Entah ini akan terdengar biasa saja atau malah hal yang seru untuk dibaca, aku senang menjalaninya, walaupun ada hati yang kerap terluka.
“Dave, tugas Bahasa Inggrismu udah belum?” untuk pertama kalinya aku mengirimkan pesan kepada Dave saat ada di tingkat VIII Sekolah Menengah Pertama.
Memang kami dipertemukan pertama kali saat duduk di bangku kelas VIII. Aku sempat kagum pada namanya ketika perkenalan di depan kelas. Dave Folant. Pemilik darah Suku Betawi.

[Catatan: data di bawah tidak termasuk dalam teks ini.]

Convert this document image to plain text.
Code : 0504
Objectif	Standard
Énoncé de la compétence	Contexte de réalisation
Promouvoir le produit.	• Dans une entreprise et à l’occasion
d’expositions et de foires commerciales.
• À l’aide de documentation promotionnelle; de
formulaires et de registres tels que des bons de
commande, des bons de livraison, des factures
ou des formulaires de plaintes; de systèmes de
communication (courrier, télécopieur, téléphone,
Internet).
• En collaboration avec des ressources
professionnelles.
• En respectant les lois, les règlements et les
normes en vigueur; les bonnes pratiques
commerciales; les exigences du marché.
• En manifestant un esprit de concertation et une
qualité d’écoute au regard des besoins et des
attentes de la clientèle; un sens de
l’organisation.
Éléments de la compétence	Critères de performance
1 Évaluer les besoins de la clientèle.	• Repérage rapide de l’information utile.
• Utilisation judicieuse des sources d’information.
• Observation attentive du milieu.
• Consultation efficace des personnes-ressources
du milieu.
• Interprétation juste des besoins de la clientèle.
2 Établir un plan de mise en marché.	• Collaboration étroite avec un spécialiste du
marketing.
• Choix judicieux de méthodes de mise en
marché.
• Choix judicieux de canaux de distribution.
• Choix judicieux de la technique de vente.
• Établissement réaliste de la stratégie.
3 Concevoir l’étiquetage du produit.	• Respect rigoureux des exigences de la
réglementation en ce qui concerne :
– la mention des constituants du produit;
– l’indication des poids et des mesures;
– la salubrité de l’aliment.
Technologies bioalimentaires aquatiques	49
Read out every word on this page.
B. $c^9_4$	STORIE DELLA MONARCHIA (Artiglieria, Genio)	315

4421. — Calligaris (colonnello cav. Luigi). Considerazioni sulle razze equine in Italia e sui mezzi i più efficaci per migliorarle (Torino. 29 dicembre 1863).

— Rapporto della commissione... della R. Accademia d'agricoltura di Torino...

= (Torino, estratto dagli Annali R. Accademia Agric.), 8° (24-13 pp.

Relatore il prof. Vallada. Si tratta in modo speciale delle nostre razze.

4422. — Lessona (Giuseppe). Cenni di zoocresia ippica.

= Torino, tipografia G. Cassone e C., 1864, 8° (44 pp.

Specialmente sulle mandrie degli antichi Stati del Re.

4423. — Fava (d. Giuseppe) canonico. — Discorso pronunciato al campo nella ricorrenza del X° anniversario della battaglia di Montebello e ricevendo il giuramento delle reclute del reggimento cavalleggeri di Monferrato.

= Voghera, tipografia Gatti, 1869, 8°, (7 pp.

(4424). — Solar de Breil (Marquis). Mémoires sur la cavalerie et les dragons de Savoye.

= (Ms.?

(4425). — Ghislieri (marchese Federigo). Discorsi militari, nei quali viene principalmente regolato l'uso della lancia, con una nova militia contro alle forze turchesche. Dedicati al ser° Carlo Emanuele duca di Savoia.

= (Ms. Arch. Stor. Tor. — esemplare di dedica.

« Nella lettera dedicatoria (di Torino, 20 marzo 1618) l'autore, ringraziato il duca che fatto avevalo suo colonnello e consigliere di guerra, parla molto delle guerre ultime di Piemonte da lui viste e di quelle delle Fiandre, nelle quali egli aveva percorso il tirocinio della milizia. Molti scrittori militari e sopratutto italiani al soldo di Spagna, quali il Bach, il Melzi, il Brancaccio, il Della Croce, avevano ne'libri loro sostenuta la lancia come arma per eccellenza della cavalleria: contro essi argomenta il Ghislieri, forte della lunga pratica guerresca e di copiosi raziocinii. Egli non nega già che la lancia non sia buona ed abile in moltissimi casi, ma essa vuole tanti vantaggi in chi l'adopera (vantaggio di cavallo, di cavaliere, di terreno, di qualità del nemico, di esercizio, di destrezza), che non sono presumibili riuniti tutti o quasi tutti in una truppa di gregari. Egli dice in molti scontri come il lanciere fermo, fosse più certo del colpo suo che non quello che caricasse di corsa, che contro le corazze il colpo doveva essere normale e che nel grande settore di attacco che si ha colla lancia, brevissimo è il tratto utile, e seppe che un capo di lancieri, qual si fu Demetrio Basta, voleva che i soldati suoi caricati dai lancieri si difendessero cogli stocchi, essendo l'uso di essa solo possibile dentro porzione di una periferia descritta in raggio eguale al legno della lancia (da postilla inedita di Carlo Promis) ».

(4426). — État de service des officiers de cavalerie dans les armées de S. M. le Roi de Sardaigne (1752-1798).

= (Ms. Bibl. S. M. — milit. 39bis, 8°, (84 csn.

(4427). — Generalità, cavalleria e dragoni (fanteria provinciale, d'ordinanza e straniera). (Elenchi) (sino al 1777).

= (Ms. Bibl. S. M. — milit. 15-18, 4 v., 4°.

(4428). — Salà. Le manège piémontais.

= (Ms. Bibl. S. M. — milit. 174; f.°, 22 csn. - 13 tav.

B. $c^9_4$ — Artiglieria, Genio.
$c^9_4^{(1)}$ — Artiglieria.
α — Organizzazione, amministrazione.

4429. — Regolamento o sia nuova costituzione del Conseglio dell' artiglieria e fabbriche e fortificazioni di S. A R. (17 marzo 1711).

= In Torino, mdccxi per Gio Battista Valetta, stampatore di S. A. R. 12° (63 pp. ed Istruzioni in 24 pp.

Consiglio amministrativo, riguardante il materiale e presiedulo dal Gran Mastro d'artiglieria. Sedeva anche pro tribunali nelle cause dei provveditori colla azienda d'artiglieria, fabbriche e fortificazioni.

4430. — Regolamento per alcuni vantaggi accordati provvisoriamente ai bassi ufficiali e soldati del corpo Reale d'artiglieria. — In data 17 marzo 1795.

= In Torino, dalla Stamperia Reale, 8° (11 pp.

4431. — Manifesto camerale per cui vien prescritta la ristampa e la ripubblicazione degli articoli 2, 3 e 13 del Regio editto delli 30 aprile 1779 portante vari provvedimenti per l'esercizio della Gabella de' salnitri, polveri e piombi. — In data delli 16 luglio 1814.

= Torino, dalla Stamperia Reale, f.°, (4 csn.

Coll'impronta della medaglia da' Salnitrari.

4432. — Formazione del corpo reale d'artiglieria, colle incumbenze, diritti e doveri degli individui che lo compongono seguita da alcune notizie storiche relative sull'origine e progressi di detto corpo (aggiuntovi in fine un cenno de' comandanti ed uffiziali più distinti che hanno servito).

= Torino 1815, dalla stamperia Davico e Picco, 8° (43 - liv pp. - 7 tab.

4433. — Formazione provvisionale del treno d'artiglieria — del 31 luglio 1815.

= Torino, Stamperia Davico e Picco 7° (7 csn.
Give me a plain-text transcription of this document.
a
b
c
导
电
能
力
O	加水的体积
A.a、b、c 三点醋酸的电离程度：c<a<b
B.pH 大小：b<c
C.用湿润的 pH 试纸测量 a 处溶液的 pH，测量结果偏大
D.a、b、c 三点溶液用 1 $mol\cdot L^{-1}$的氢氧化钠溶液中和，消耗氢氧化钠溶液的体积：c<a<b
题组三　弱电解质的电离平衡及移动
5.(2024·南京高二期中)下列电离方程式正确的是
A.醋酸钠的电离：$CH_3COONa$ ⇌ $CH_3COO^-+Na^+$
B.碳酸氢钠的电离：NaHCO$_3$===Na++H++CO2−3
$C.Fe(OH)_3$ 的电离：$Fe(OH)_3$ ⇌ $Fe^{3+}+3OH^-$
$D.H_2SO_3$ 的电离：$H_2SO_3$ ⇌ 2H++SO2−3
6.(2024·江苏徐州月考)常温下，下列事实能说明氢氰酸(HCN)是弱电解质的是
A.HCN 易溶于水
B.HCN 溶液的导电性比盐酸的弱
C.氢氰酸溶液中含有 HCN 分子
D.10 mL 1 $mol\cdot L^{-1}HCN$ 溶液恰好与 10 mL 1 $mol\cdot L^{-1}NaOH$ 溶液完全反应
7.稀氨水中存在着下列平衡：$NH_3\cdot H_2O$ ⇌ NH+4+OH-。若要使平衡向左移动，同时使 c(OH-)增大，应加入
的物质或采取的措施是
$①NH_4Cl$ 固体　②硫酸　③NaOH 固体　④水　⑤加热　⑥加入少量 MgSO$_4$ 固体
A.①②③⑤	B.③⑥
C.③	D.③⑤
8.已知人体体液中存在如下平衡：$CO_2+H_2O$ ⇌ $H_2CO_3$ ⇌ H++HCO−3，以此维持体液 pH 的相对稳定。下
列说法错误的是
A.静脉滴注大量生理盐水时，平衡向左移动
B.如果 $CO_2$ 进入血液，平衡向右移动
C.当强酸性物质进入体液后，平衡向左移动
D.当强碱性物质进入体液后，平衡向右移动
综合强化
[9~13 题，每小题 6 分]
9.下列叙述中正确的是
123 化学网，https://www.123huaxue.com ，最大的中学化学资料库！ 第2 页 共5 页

Wajahnya tidak begitu tampan, tapi sisi humorisnya mampu memikat ketertarikanku. Aku menjadi sering bercerita banyak kepada Dave. Dia pendengar yang baik, baru sekali ini kutemukan teman lelaki yang ingin mendengarkan teman lawan jenisnya bercerita. Aku masih berhubungan dengan seseorang saat itu, tidak begitu baik. Aku masih belum paham ketika itu tentang toxic relationship jadi aku tetap meneruskan hubungan dengan masa laluku atas dasar sayang. Dave tau persis bagaimana rumitnya kisah masa laluku dengan Ansa, lelaki yang sudah kukenal sejak duduk dibangku kelas V SD.
”Dave, aku ada masalah lagi sama Ansa. Aku bingung harus gimana lagi ngadepin dia, sikap dia yang kek anak kecil bikin aku jadi sering kepikiran, pusing banget aku.”
“ya Lu sayang ngga Giy sama dia? Kalo Lu masih sayang ya coba diomongin baik-baik,” jawab Dave untuk meyakinkanku.
Hubunganku dan Ansa hanya berjalan selama satu tahun lebih dua bulan. Tepatnya pada kelas IX dia memutuskan untuk berpisah dariku, dengan alasan fokus ujian. Terlalu klasik menurutku. Banyaknya permasalahan, sikap Ansa yang tak pernah menghargaiku, cemburuan, posesif, overprotektif, dan sosoknya terkadang kasar membuatku merasa berjuang sendirian untuk suatu hubungan yang toxic. Jika diingat-ingat aku terlalu bodoh mempertahankan lelaki seperti dirinya. Butuh waktu lumayan lama untuk aku bisa benar-benar melupakan Ansa.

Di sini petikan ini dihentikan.